We are doing what we can to stay connected; I know that Zoom has very quickly become a significant part of many of our lives. As we look towards the next week and a bit, with the Church Wardens, the clergy team have been reflecting on how we can be as connected as possible through Holy Week.
On Tuesday, you might have seen the 'palm cross'; it'd be great if you could come to this Sunday's (Palm Sunday) Zoom service with one. Of course, we also have the 'make your own palm tree' challenge; I look forward to seeing them all!
As we prepare for Holy Week, you might also like to look at April's Column Inches. In it, Georgie maps out our journey through the week together.
In the days and weeks that lie ahead, we will all undertake our own journeys individually and collectively. Some will be challenging; perhaps there will be a journey into a world of technology that we didn't even know existed; we might take journeys into finding a new hobby, skill, or even TV or film series (you'll find Oisin describing his journey to becoming a Star Wars fan in Column Inches); on our journeys we may discover things about ourselves too.
Sometimes on our journeys, we might feel isolated and lonely. Remember, though, that we are in this together. Join us on Zoom for prayer, coffee and Sunday services - all of the links can be accessed from our website. Or get in touch with me or Giles. Our contact details are here. You might also like to look at some online resources - at times like this, it is even more important that we look after our mental health.
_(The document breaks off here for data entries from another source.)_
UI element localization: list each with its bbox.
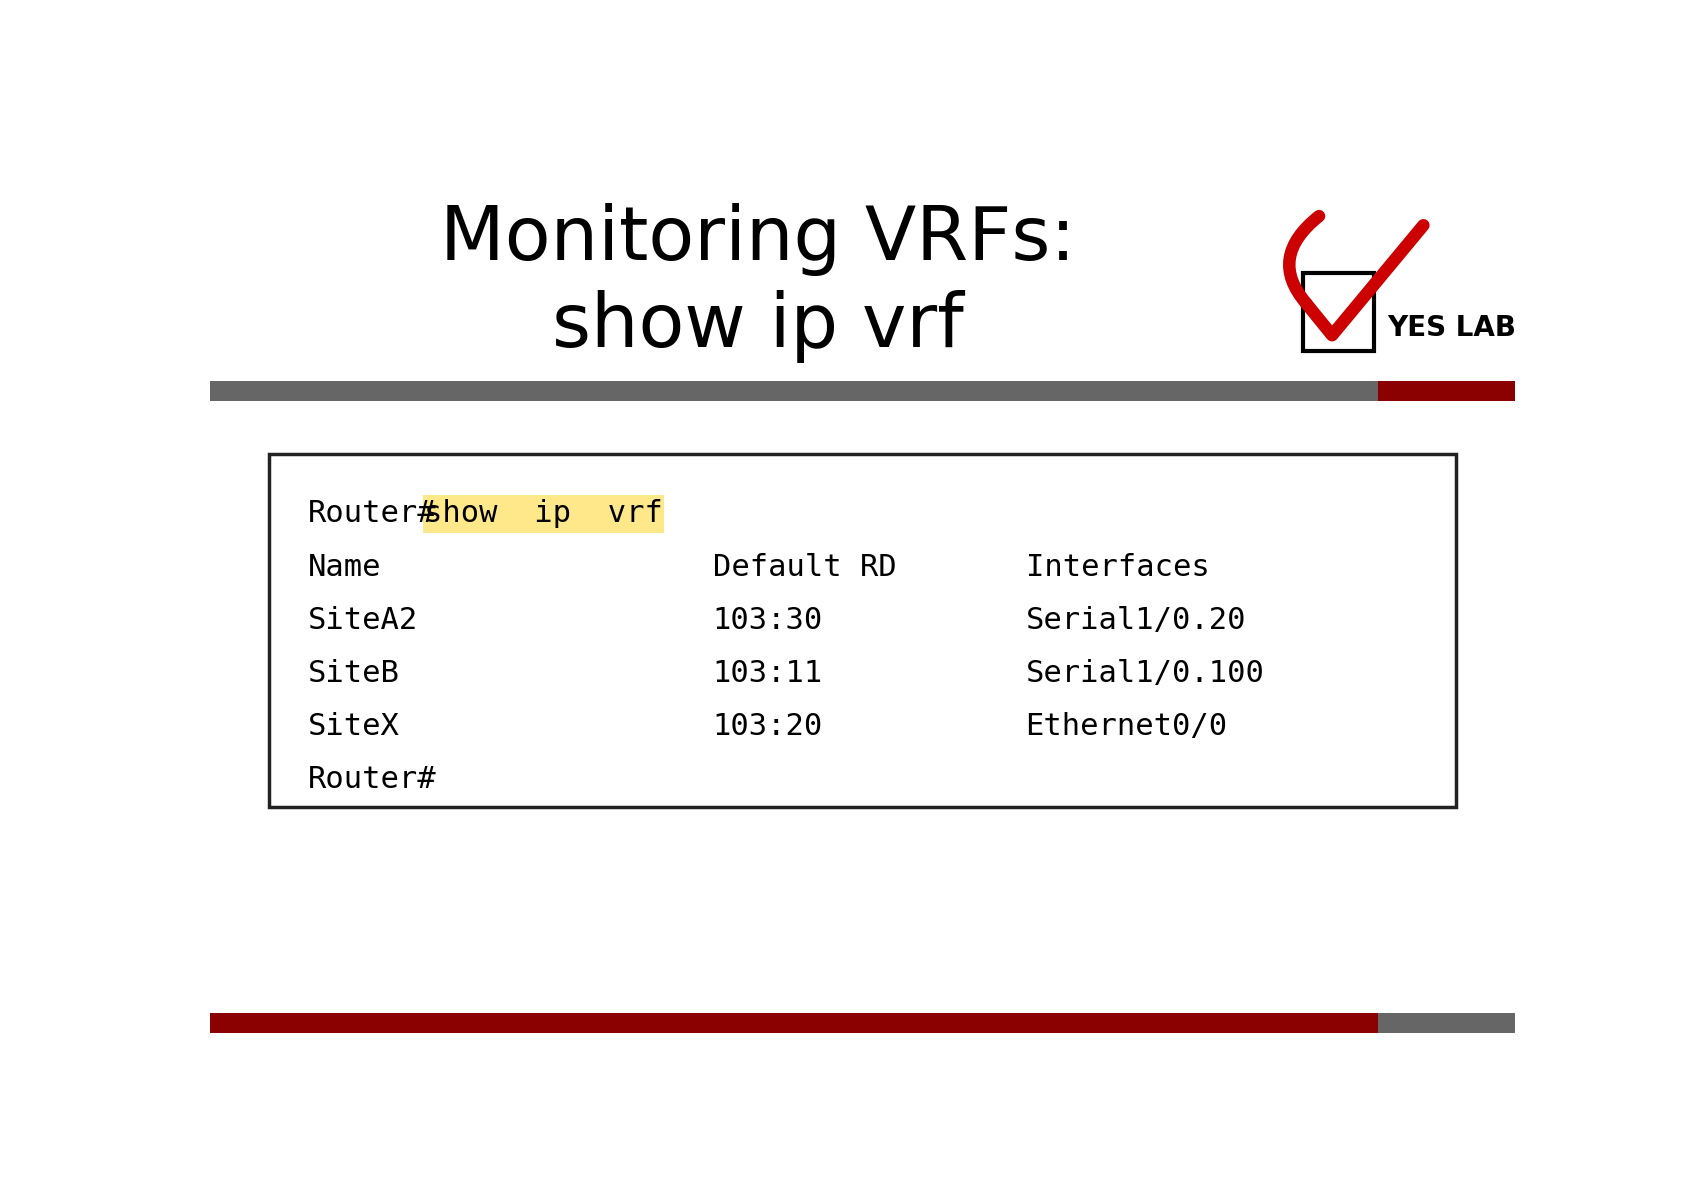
FancyBboxPatch shape (1302, 274, 1374, 351)
Text: Serial1/0.20: Serial1/0.20 (1024, 606, 1245, 634)
Text: YES LAB: YES LAB (1386, 314, 1515, 342)
Text: Router#: Router# (308, 765, 437, 794)
Text: SiteX: SiteX (308, 712, 400, 741)
Text: SiteB: SiteB (308, 659, 400, 688)
Text: show  ip  vrf: show ip vrf (424, 500, 663, 528)
Bar (210, 381, 1378, 401)
Text: 103:30: 103:30 (711, 606, 822, 634)
Text: 103:11: 103:11 (711, 659, 822, 688)
Bar (210, 1014, 1378, 1033)
Text: Serial1/0.100: Serial1/0.100 (1024, 659, 1263, 688)
FancyBboxPatch shape (422, 495, 664, 533)
FancyBboxPatch shape (269, 455, 1455, 807)
Text: Interfaces: Interfaces (1024, 552, 1209, 582)
Text: Monitoring VRFs:: Monitoring VRFs: (441, 202, 1075, 276)
Text: Router#: Router# (308, 500, 437, 528)
Text: show ip vrf: show ip vrf (552, 289, 964, 363)
Text: Ethernet0/0: Ethernet0/0 (1024, 712, 1226, 741)
Bar (1378, 1014, 1514, 1033)
Text: Default RD: Default RD (711, 552, 897, 582)
Text: SiteA2: SiteA2 (308, 606, 419, 634)
Text: Name: Name (308, 552, 382, 582)
Text: 103:20: 103:20 (711, 712, 822, 741)
Bar (1378, 381, 1514, 401)
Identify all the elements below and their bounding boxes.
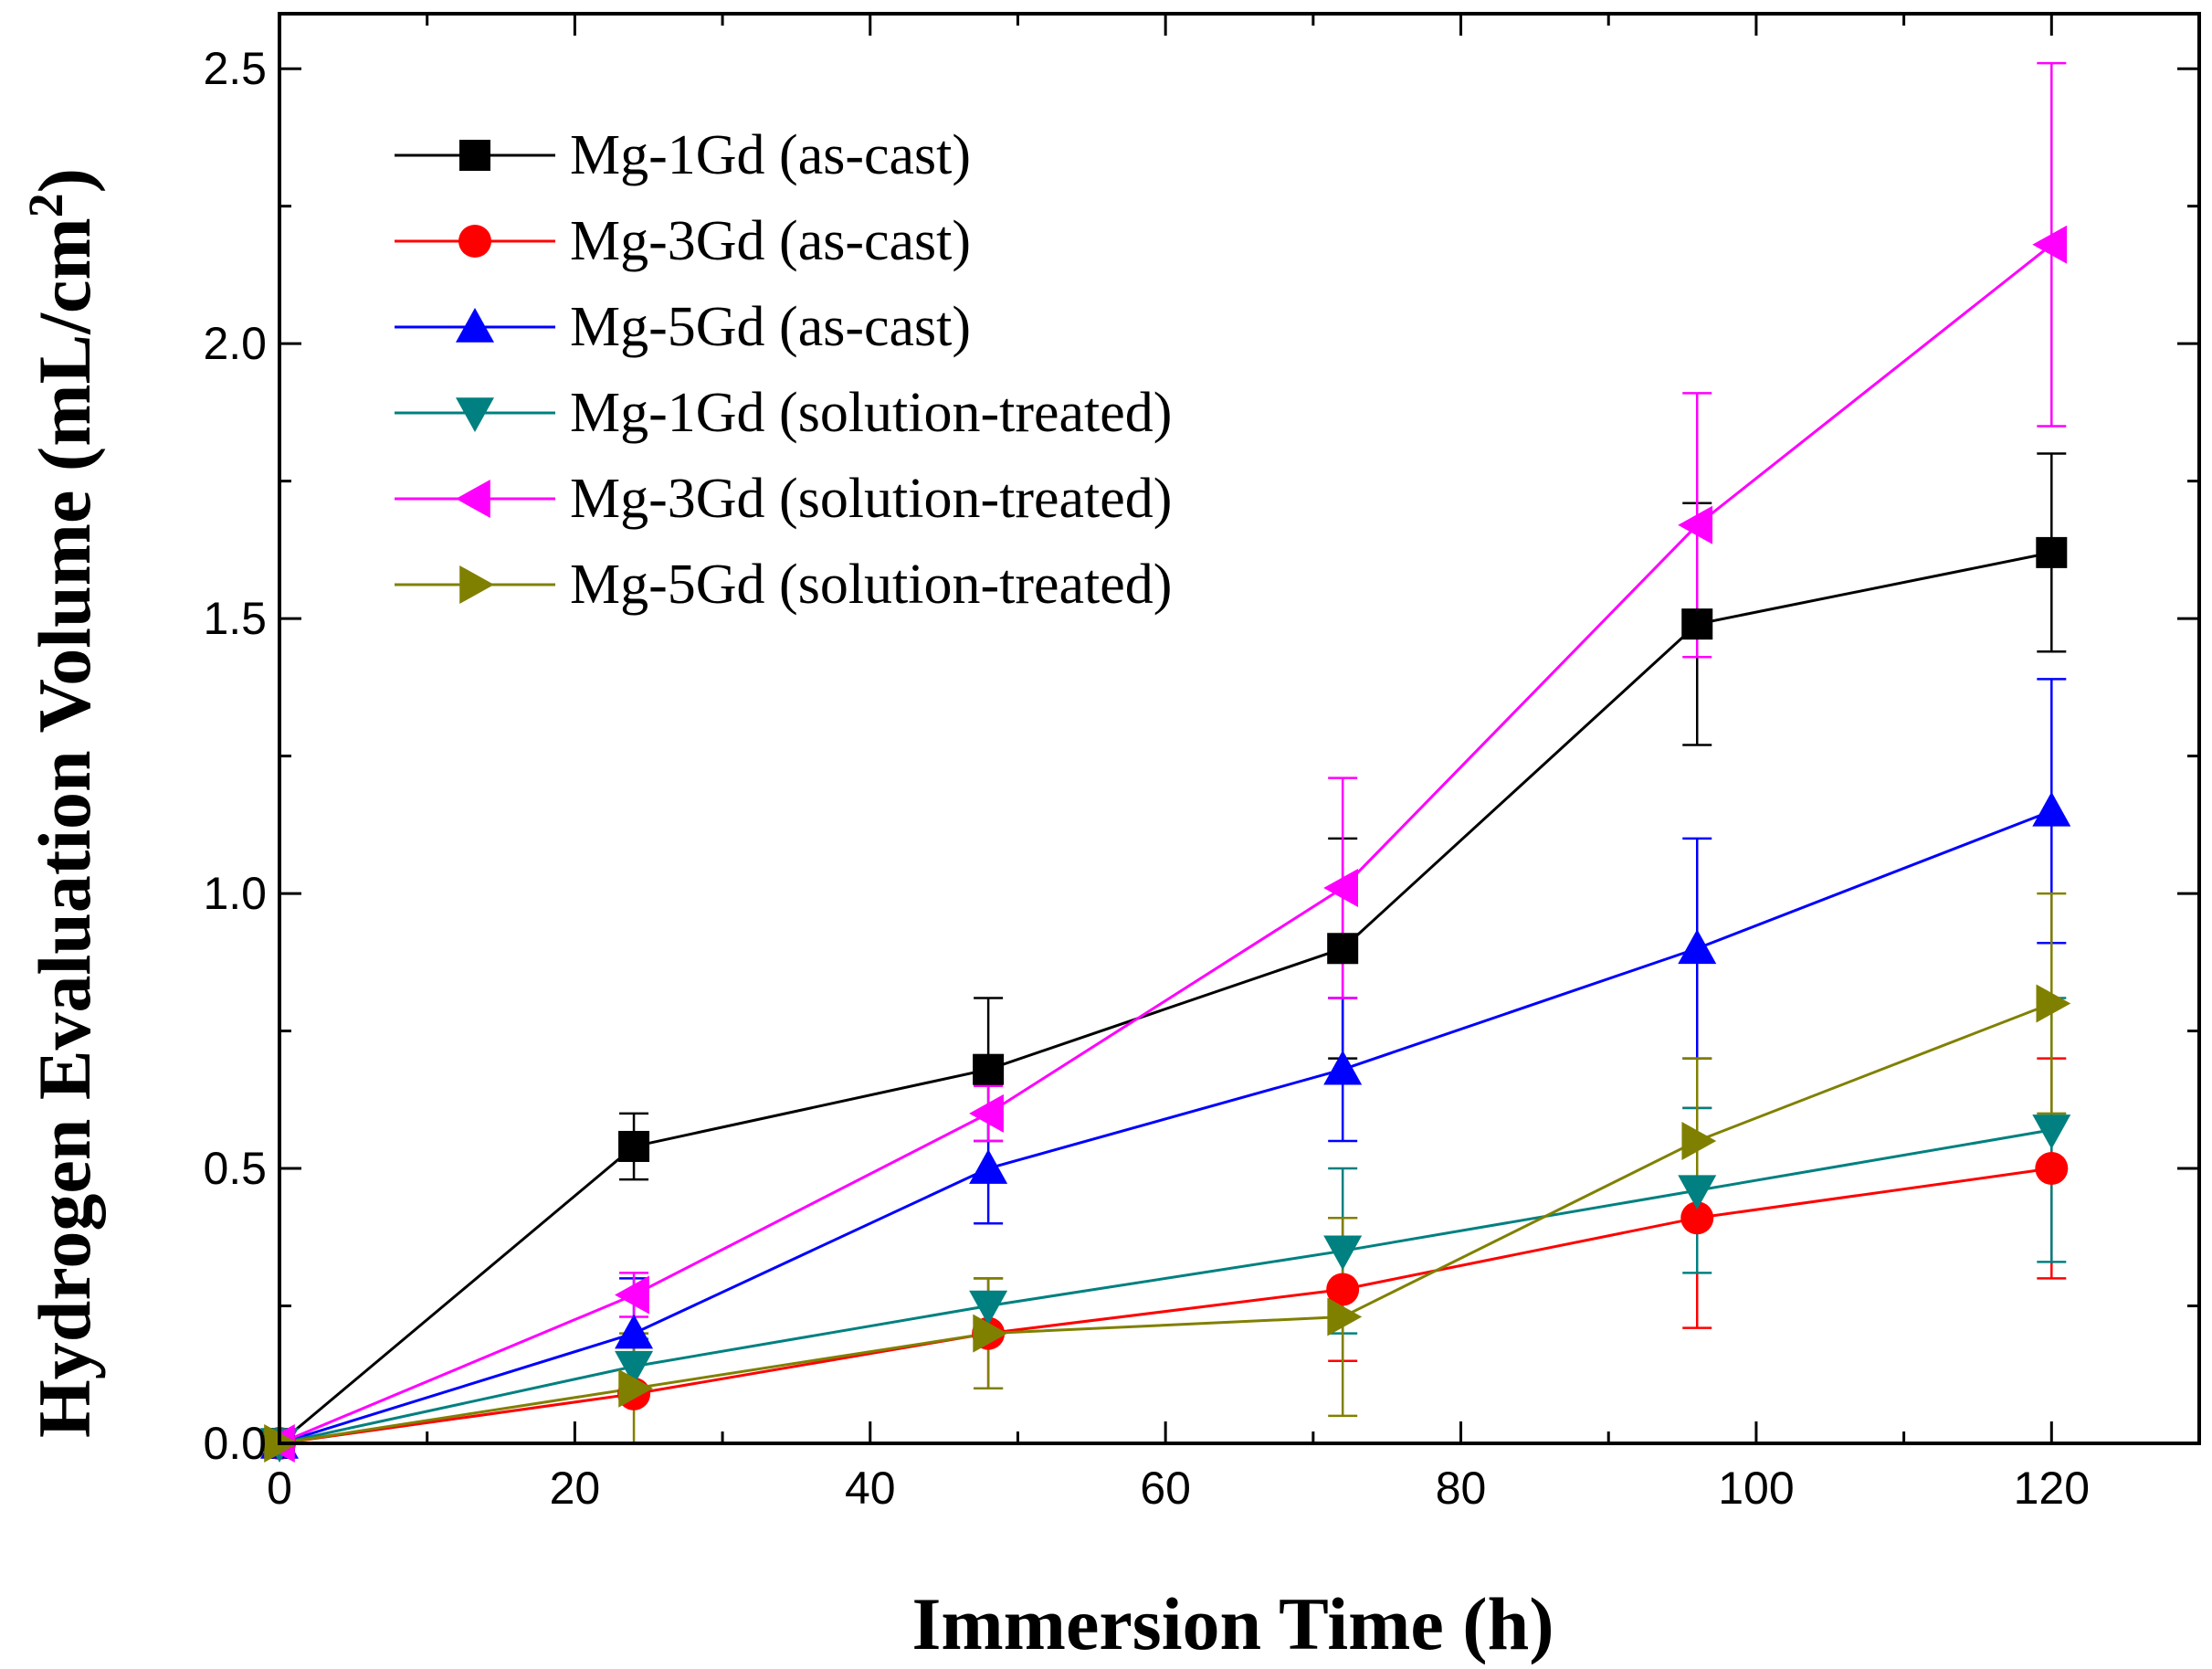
y-tick-label: 2.0 xyxy=(203,318,267,369)
tick-labels-layer: 0 20 40 60 80 100 120 0.0 0.5 1.0 1.5 2.0 2.5 xyxy=(203,43,2090,1514)
x-tick-label: 100 xyxy=(1718,1463,1794,1514)
legend-marker xyxy=(456,308,494,343)
series-line-6 xyxy=(279,1002,2052,1445)
y-tick-label: 1.5 xyxy=(203,593,267,644)
data-point xyxy=(1681,1121,1717,1160)
y-axis-title-suffix: ) xyxy=(23,168,106,193)
x-tick-label: 80 xyxy=(1436,1463,1487,1514)
legend-label: Mg-5Gd (as-cast) xyxy=(570,296,971,358)
series-line-2 xyxy=(279,1167,2052,1445)
y-tick-label: 0.0 xyxy=(203,1418,267,1469)
data-point xyxy=(1327,933,1359,965)
data-point xyxy=(1680,1201,1714,1235)
x-tick-label: 40 xyxy=(845,1463,896,1514)
data-point xyxy=(1323,869,1358,908)
y-axis-title-superscript: 2 xyxy=(18,193,73,217)
x-tick-label: 20 xyxy=(550,1463,601,1514)
legend-marker xyxy=(459,140,490,171)
data-point xyxy=(618,1368,654,1408)
data-point xyxy=(2032,225,2068,264)
x-tick-label: 120 xyxy=(2014,1463,2090,1514)
data-point xyxy=(1678,505,1713,544)
legend-label: Mg-3Gd (as-cast) xyxy=(570,210,971,272)
data-point xyxy=(2032,791,2071,827)
x-tick-label: 60 xyxy=(1140,1463,1191,1514)
data-point xyxy=(2035,1152,2069,1186)
data-point xyxy=(1681,608,1713,640)
series-line-4 xyxy=(279,1128,2052,1445)
legend-label: Mg-3Gd (solution-treated) xyxy=(570,468,1172,530)
legend-label: Mg-1Gd (as-cast) xyxy=(570,124,971,186)
data-point xyxy=(1327,1297,1363,1336)
data-point xyxy=(615,1314,654,1349)
data-point xyxy=(1678,1175,1717,1210)
y-tick-label: 0.5 xyxy=(203,1143,267,1194)
data-point xyxy=(618,1130,650,1162)
data-point xyxy=(973,1053,1005,1085)
legend-marker xyxy=(458,225,491,258)
data-point xyxy=(2036,984,2071,1023)
y-axis-title-main: Hydrogen Evaluation Volume (mL/cm xyxy=(23,217,106,1438)
legend-label: Mg-5Gd (solution-treated) xyxy=(570,554,1172,616)
axis-ticks-layer xyxy=(278,14,2199,1445)
legend-marker xyxy=(459,565,494,604)
series-line-5 xyxy=(279,243,2053,1445)
legend-marker xyxy=(456,397,494,432)
data-point xyxy=(1326,1273,1360,1306)
plot-frame xyxy=(278,12,2201,1445)
data-point xyxy=(973,1314,1008,1353)
data-point xyxy=(2036,536,2068,568)
y-axis-title: Hydrogen Evaluation Volume (mL/cm2) xyxy=(18,168,106,1438)
legend-marker xyxy=(456,480,490,518)
series-lines-layer xyxy=(279,243,2053,1445)
data-point xyxy=(615,1350,654,1386)
plot-frame-layer xyxy=(278,12,2201,1445)
data-point xyxy=(969,1290,1008,1326)
y-tick-label: 2.5 xyxy=(203,43,267,94)
data-point xyxy=(969,1149,1008,1184)
data-point xyxy=(969,1093,1004,1133)
legend: Mg-1Gd (as-cast) Mg-3Gd (as-cast) Mg-5Gd (… xyxy=(395,124,1172,616)
data-point xyxy=(1323,1235,1363,1271)
legend-label: Mg-1Gd (solution-treated) xyxy=(570,382,1172,444)
y-tick-label: 1.0 xyxy=(203,868,267,919)
data-point xyxy=(615,1275,649,1315)
x-tick-label: 0 xyxy=(267,1463,292,1514)
series-line-1 xyxy=(279,551,2052,1445)
data-point xyxy=(2032,1114,2071,1149)
x-axis-title: Immersion Time (h) xyxy=(911,1582,1554,1664)
data-point xyxy=(1323,1050,1363,1085)
data-point xyxy=(1678,929,1717,965)
series-line-3 xyxy=(279,809,2052,1445)
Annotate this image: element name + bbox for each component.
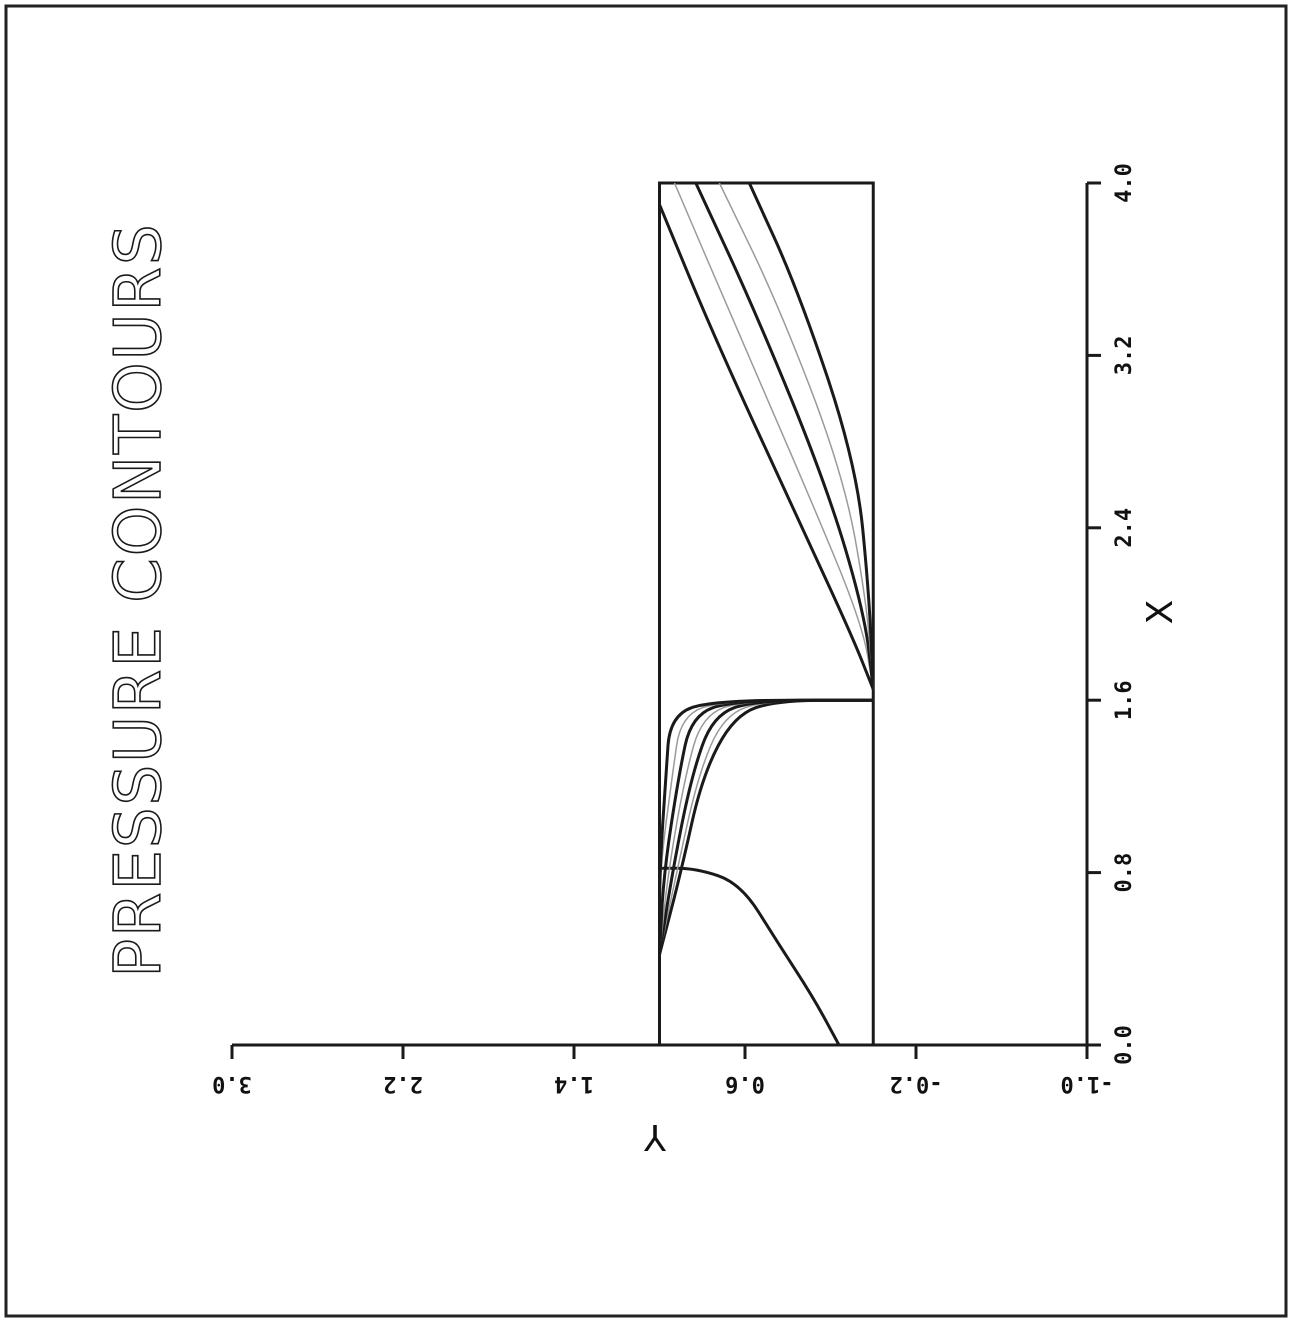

We must remember that God is with us in all of this too. Today, I met (virtually of course) with the other curates in my year group, and we were reflecting on Psalm 23. My favourite setting of this psalm (by Howard Goodall) will probably upset any music aficionados - it is the one that was used as the theme tune for the Vicar of Dibley! - but I love the musical change that happens (at 1:12 of this recording) for verse 4 of the psalm:
Yea, though I walk through the
valley of the shadow of death,
I will fear no evil:
for you are with me
and you comfort me.
In both the psalm itself and in the composition of the music, there is this reminder that, in the things we fear most, in our loneliness and isolation, in our darkest moments (in some translations, 'the valley of the shadow of death' is translated as 'the darkest valley'), God is there with us - and God transcends isolation and social distancing.
None of us will sit alone, in isolation, when we celebrate the Eucharist on Sunday. We will see each others' faces in panels on our screens and Christ will sit at every table, in front of every book case and wall, next to every chair and stool, and will enter every heart.
Finally, this is part of a hymn I sang in primary school, based on the prayer often called 'St Patrick's Breastplate', and it seems particularly poignant at this time.
Christ be beside me, Christ be before me,
Christ be behind me, King of my heart.
Christ be within me, Christ be below me,
Christ be below me, never to part.
Christ on my right hand, Christ on my left hand,
Christ all around me, shield in the strife.
Christ in my sleeping, Christ in my sitting,
Christ in my rising, light of my heart.
As we sometimes say at the beginning of the Eucharistic Prayer:
The Lord is here!
His Spirit is with us.
Remember that we are here too. Keep in touch.